EUGENE, Ore. — When most people gear up and hop on a bike, it's just for fun. That's how University of Oregon PhD student Emma Reed describes it. But lately, her bike rides have also been a lot of work.
Reed is participating in a research study at the University of Oregon in the Oregon Performance Research Laboratory. The work is funded by the Wu Tsai Human Performance Alliance.
"I’m a nerd; I think it’s very cool, and then, it’s a good opportunity to learn and help out," Reed said. "I think I was the first completed subject."
Before getting on the bike, Reed puts on a mask hooked up to a tube, and from there, a machine, which tracks her oxygen consumption. She also wears a heart monitor and some muscle oxygenation sensors for the study.
"She’s doing great," said professor Brad Wilkins as Reed gets up to speed on the stationary bike.
This was Reed's routine each Friday for four weeks, while Wilkins and his team tried to find out what her maximum sustainable exercise intensity is.
"I basically had a free maximal exercise test to see what my max capacity is," Reed said, saying often the test costs hundreds of dollars. In this case, she was a paid participant of the study.
How do hormones impact performance?
Finding Reed's exercise intensity is far from the end goal for Wilkins.
"This specific study is looking at how hormones fluctuate throughout a month for women, as well as for men, and how that fluctuation in sex hormones might impact performance outcomes," he said.
That's why Wilkins set the biking exercises over the course of four weeks, to align with the length of a typical menstrual cycle.

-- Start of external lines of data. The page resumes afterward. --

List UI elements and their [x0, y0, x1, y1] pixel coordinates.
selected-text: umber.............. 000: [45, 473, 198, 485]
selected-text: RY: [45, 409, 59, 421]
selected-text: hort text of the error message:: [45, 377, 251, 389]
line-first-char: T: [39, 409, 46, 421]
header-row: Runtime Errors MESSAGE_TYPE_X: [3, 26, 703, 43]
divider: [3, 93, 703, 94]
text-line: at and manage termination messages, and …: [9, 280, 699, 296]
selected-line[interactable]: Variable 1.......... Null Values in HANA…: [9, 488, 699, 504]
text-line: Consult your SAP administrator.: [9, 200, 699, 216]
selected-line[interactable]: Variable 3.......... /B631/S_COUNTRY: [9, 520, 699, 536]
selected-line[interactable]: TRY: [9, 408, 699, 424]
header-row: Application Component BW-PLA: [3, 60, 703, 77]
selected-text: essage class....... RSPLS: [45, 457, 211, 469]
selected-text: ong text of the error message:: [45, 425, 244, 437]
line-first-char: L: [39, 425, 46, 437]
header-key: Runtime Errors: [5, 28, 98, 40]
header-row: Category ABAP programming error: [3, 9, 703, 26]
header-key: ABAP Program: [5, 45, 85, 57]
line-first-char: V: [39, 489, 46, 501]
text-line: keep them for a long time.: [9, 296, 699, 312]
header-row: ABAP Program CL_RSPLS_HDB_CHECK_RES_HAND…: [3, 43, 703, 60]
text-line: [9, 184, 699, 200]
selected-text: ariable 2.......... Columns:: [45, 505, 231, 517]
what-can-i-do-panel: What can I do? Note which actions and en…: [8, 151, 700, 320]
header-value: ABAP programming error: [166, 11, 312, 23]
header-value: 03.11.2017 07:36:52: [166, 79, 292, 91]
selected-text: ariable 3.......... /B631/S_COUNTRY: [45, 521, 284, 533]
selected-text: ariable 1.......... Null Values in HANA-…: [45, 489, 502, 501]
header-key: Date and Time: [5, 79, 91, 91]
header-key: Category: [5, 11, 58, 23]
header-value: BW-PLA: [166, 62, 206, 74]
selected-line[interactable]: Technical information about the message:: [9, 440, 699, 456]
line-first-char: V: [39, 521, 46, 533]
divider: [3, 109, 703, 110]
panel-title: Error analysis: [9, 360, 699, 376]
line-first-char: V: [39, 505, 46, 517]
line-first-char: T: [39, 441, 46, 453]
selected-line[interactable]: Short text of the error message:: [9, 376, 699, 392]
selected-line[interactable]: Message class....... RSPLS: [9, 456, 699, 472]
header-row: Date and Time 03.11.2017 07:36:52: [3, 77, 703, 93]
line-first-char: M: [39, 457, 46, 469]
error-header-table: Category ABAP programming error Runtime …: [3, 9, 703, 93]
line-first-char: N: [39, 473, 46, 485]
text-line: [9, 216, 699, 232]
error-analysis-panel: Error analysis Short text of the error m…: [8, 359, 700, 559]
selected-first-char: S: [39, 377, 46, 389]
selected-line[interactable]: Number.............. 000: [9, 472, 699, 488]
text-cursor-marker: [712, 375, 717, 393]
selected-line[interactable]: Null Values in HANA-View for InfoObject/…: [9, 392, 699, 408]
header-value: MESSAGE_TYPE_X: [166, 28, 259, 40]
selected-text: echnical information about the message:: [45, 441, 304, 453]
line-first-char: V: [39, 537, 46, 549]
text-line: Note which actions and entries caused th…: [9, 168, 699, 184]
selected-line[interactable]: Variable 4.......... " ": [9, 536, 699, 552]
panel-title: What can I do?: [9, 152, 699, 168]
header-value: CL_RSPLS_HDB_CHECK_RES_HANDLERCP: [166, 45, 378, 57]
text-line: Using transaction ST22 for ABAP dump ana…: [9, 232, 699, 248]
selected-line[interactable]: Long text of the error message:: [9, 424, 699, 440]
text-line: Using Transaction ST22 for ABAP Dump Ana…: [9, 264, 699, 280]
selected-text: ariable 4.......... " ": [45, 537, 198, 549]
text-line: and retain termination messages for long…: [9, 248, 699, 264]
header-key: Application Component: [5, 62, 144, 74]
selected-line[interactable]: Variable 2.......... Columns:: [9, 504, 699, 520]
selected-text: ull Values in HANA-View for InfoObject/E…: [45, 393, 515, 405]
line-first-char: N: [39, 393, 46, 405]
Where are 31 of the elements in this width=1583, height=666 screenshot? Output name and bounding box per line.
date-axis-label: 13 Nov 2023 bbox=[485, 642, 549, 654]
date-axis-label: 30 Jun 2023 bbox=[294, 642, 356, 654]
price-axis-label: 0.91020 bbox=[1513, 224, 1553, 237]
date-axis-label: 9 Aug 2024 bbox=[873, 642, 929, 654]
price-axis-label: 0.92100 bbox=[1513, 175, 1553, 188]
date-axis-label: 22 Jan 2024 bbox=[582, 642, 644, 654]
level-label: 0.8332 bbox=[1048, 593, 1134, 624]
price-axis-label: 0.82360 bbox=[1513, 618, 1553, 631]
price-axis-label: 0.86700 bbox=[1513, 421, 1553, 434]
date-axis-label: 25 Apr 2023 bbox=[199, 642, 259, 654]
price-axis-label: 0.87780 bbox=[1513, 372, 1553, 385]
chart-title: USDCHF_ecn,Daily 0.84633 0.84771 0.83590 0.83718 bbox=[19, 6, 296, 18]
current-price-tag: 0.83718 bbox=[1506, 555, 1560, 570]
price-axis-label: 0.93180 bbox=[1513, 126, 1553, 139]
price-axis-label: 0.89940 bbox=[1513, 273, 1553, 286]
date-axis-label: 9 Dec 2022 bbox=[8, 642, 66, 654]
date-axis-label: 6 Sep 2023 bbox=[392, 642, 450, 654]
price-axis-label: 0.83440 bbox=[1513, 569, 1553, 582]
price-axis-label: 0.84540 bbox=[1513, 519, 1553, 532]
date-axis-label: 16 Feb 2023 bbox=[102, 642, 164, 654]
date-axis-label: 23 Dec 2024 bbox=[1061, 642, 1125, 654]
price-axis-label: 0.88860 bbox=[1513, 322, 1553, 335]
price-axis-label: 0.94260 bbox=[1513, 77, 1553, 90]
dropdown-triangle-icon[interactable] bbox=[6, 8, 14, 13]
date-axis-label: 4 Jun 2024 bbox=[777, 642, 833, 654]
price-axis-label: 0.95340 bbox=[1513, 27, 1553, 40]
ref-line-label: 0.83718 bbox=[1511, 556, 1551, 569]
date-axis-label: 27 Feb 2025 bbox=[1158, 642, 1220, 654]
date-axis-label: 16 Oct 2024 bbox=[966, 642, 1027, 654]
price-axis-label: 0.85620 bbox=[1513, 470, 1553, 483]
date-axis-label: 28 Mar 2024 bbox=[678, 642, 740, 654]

"We’re bringing them in at that same time period, same time of day, over and over throughout the month," Wilkins said. "We’re measuring hormone levels and correlating that back to our performance outcome, so it’s a unique approach."
Wilkins said this type of focus on the female cycle in athletics is underappreciated.
"We know so much more about how the physiology of men and how they're able to perform than we do about women, so it's very important to me to try to level that playing field as much as possible," Wilkins said.
It's an area where scientific expertise seems to be missing — at least in Wilkins' opinion — but that doesn't stop people from talking about the connections between hormones and performance.
"Anecdotally, people are providing training recommendations based on hormone fluctuations, especially for female athletes," Wilkins said. "I would argue that we don’t really have those data yet; we don’t really have the knowledge that we need to make those recommendations."
That's where this study comes in. Wilkins wants to bridge the knowledge gap and hopes in the future this information can be used to make those very recommendations that help women perform at a higher level.
"Understanding how these fluctuations can impact these performance outcomes can be very important for people to understand how they can train and perform at a very high level," Wilkins said. "What we’ve learned so far is there’s definitely not a cut-and-dry answer."
He also stresses that this research isn't just for athletes. He believes it can help anyone because everyone performs differently.
"Everything we're learning about the elite athletes can be applied to somebody with severe cardiovascular disease and everywhere in between because performance is an individual thing," Wilkins said.
'Breaking2': Wilkins' passionate history
Wilkins has a passion for studying the intersection of athletics and science. Prior to this, Wilkins was working at Nike with elite runners and involved with the "Breaking2" documentary focused on breaking the two-hour marathon.
While runner Eliud Kipchoge was close to accomplishing this, he missed the two-hour goal by seconds. Two years later in 2019, Kipchoge ran a marathon in less than two hours.